Should I use the two-step in generic code lacking a fallback?
No. See the end of “How to erase from an STL container” (2020-07-08), where I say that it would be wrong wrong wrong to do this:
template<class C>
void remove_all_odd_elements(C& c) {
using std::erase_if;
erase_if(c, [](int x) { return x % 2; });
}
There are two possible readings here: Either the author of this generic code intends erase_if
to be like
frotz
— “No type T
will ever know better than me how to frotz
things” — or else the author intends it
to be like xyzzy
— “I know how to xyzzy
things, but if T
has an opinion, you should trust T
over me.”
In the former case, bringing ADL into the mix is simply incorrect. The author should have written:
template<class C>
void remove_all_odd_elements(C& c) {
std::erase_if(c, [](int x) { return x % 2; });
}
In the latter case, the author is permitting C
to have a say in the meaning of erase_if
; but also
(by using the two-step) saying that it’s okay to fall back to std::erase_if
if C
doesn’t provide
any viable erase_if
via ADL. The problem with this is that the erase_if
in namespace std
works
only for container types that themselves are already in namespace std
! There is no situation where
std::erase_if
would ever actually work as a “fallback.” Therefore, the author should simply have written:
template<class C>
void remove_all_odd_elements(C& c) {
// use ADL so we'll consider
// MyLib::erase_if(MyLib::FlatMap&, Predicate)

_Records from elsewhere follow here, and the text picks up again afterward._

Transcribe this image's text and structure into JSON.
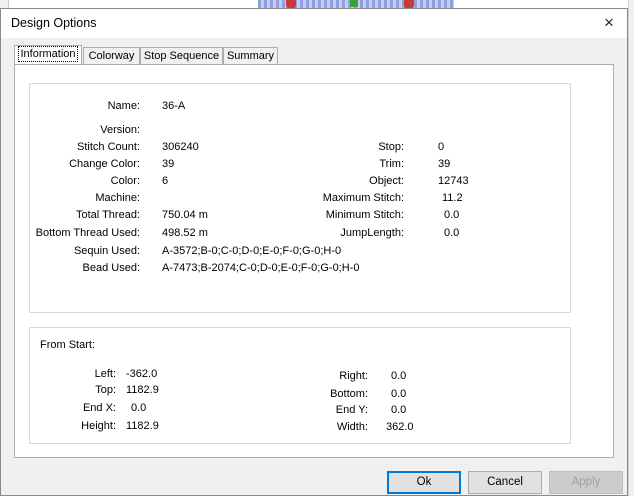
{
  "dialog": {
    "title": "Design Options",
    "close_icon": "×"
  },
  "tabs": [
    "Information",
    "Colorway",
    "Stop Sequence",
    "Summary"
  ],
  "info": {
    "name_label": "Name:",
    "name_value": "36-A",
    "version_label": "Version:",
    "version_value": "",
    "left_rows": [
      {
        "label": "Stitch Count:",
        "value": "306240"
      },
      {
        "label": "Change Color:",
        "value": "39"
      },
      {
        "label": "Color:",
        "value": "6"
      },
      {
        "label": "Machine:",
        "value": ""
      },
      {
        "label": "Total Thread:",
        "value": "750.04 m"
      },
      {
        "label": "Bottom Thread Used:",
        "value": "498.52 m"
      },
      {
        "label": "Sequin Used:",
        "value": "A-3572;B-0;C-0;D-0;E-0;F-0;G-0;H-0"
      },
      {
        "label": "Bead Used:",
        "value": "A-7473;B-2074;C-0;D-0;E-0;F-0;G-0;H-0"
      }
    ],
    "right_rows": [
      {
        "label": "Stop:",
        "value": "0"
      },
      {
        "label": "Trim:",
        "value": "39"
      },
      {
        "label": "Object:",
        "value": "12743"
      },
      {
        "label": "Maximum Stitch:",
        "value": "11.2"
      },
      {
        "label": "Minimum Stitch:",
        "value": "0.0"
      },
      {
        "label": "JumpLength:",
        "value": "0.0"
      }
    ]
  },
  "from_start": {
    "heading": "From Start:",
    "left_rows": [
      {
        "label": "Left:",
        "value": "-362.0"
      },
      {
        "label": "Top:",
        "value": "1182.9"
      },
      {
        "label": "End X:",
        "value": "0.0"
      },
      {
        "label": "Height:",
        "value": "1182.9"
      }
    ],
    "right_rows": [
      {
        "label": "Right:",
        "value": "0.0"
      },
      {
        "label": "Bottom:",
        "value": "0.0"
      },
      {
        "label": "End Y:",
        "value": "0.0"
      },
      {
        "label": "Width:",
        "value": "362.0"
      }
    ]
  },
  "buttons": {
    "ok": "Ok",
    "cancel": "Cancel",
    "apply": "Apply"
  },
  "colors": {
    "dialog_bg": "#f0f0f0",
    "default_button_border": "#0078d7"
  }
}
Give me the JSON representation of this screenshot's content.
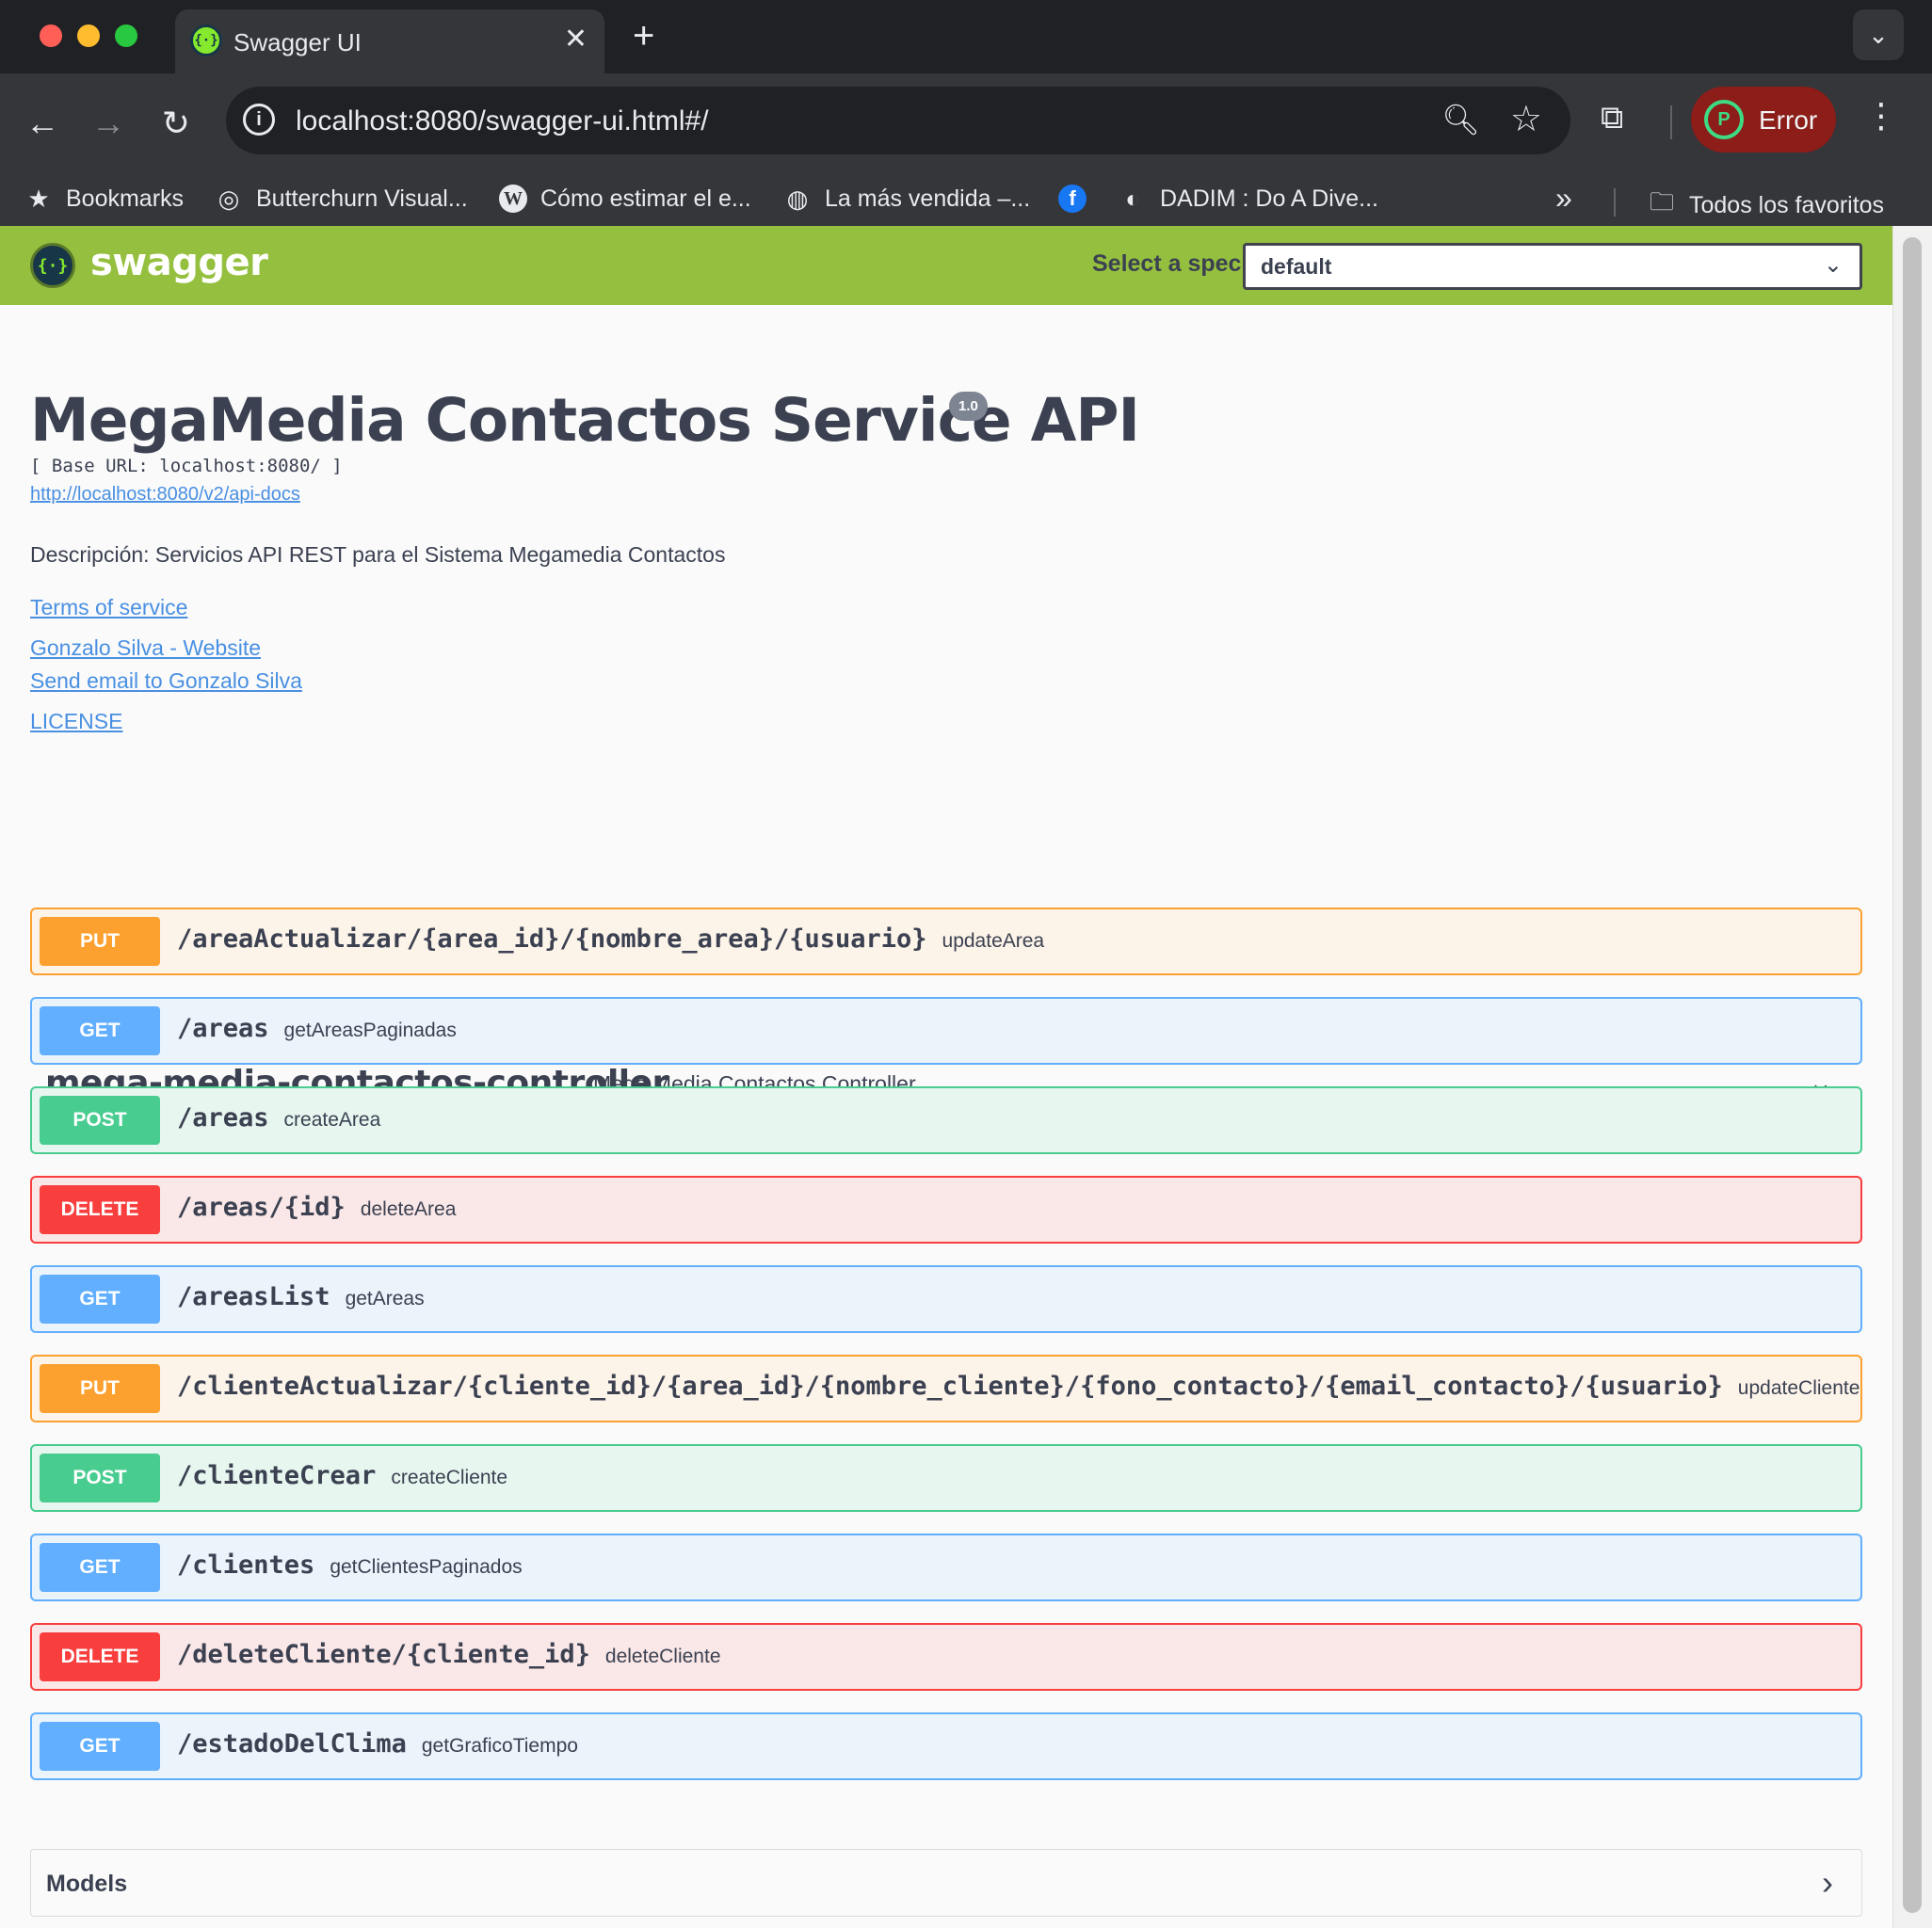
{
  "browser": {
    "tab_title": "Swagger UI",
    "url": "localhost:8080/swagger-ui.html#/",
    "profile_status": "Error",
    "bookmarks": [
      {
        "label": "Bookmarks",
        "icon": "star-icon"
      },
      {
        "label": "Butterchurn Visual...",
        "icon": "globe-icon"
      },
      {
        "label": "Cómo estimar el e...",
        "icon": "wordpress-icon"
      },
      {
        "label": "La más vendida –...",
        "icon": "globe-icon"
      },
      {
        "label": "",
        "icon": "facebook-icon"
      },
      {
        "label": "DADIM : Do A Dive...",
        "icon": "site-icon"
      }
    ],
    "all_bookmarks": "Todos los favoritos"
  },
  "swagger": {
    "brand": "swagger",
    "select_label": "Select a spec",
    "selected_spec": "default"
  },
  "info": {
    "title": "MegaMedia Contactos Service API",
    "version": "1.0",
    "base_url": "[ Base URL: localhost:8080/ ]",
    "spec_link": "http://localhost:8080/v2/api-docs",
    "description": "Descripción: Servicios API REST para el Sistema Megamedia Contactos",
    "links": {
      "terms": "Terms of service",
      "website": "Gonzalo Silva - Website",
      "email": "Send email to Gonzalo Silva",
      "license": "LICENSE"
    }
  },
  "tag": {
    "name": "mega-media-contactos-controller",
    "description": "Mega Media Contactos Controller"
  },
  "operations": [
    {
      "method": "PUT",
      "path": "/areaActualizar/{area_id}/{nombre_area}/{usuario}",
      "summary": "updateArea"
    },
    {
      "method": "GET",
      "path": "/areas",
      "summary": "getAreasPaginadas"
    },
    {
      "method": "POST",
      "path": "/areas",
      "summary": "createArea"
    },
    {
      "method": "DELETE",
      "path": "/areas/{id}",
      "summary": "deleteArea"
    },
    {
      "method": "GET",
      "path": "/areasList",
      "summary": "getAreas"
    },
    {
      "method": "PUT",
      "path": "/clienteActualizar/{cliente_id}/{area_id}/{nombre_cliente}/{fono_contacto}/{email_contacto}/{usuario}",
      "summary": "updateCliente"
    },
    {
      "method": "POST",
      "path": "/clienteCrear",
      "summary": "createCliente"
    },
    {
      "method": "GET",
      "path": "/clientes",
      "summary": "getClientesPaginados"
    },
    {
      "method": "DELETE",
      "path": "/deleteCliente/{cliente_id}",
      "summary": "deleteCliente"
    },
    {
      "method": "GET",
      "path": "/estadoDelClima",
      "summary": "getGraficoTiempo"
    }
  ],
  "models": {
    "title": "Models"
  },
  "colors": {
    "put": "#fca130",
    "get": "#61affe",
    "post": "#49cc90",
    "delete": "#f93e3e",
    "topbar": "#95c03f"
  }
}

// as a candidate for this call
erase_if(c, [](int x) { return x % 2; });
}
This is analogous to how you wouldn’t write using std::operator+;
in front of a call to c + c
.
There’s simply no situation in which the ADL call would have failed and yet some overload of
std::operator+
would have worked.
However, as I said in that previous blog post, I really don’t think this is a good idea
in the specific case of erase_if
. Call std::erase_if
with qualification, the same way
you’d call std::rethrow_exception
or std::from_chars
.
Can’t I just use C++20 std::ranges::swap
?
Yes, my understanding is that in C++20 you can just write
#include <concepts>
template<class T>
void test(T& t) {
std::ranges::swap(t, t);
}
std::ranges::swap
is not a function
but a CPO,
i.e., a global variable with a templated operator()
that has been defined to do the two-step internally
so that you don’t have to.
But for those who need portability to C++17-and-earlier; or for those who might encounter those
rare non-swap
customization points; or for those who just like to understand what
std::ranges::swap
is doing (and why!); I hope this blog post helped.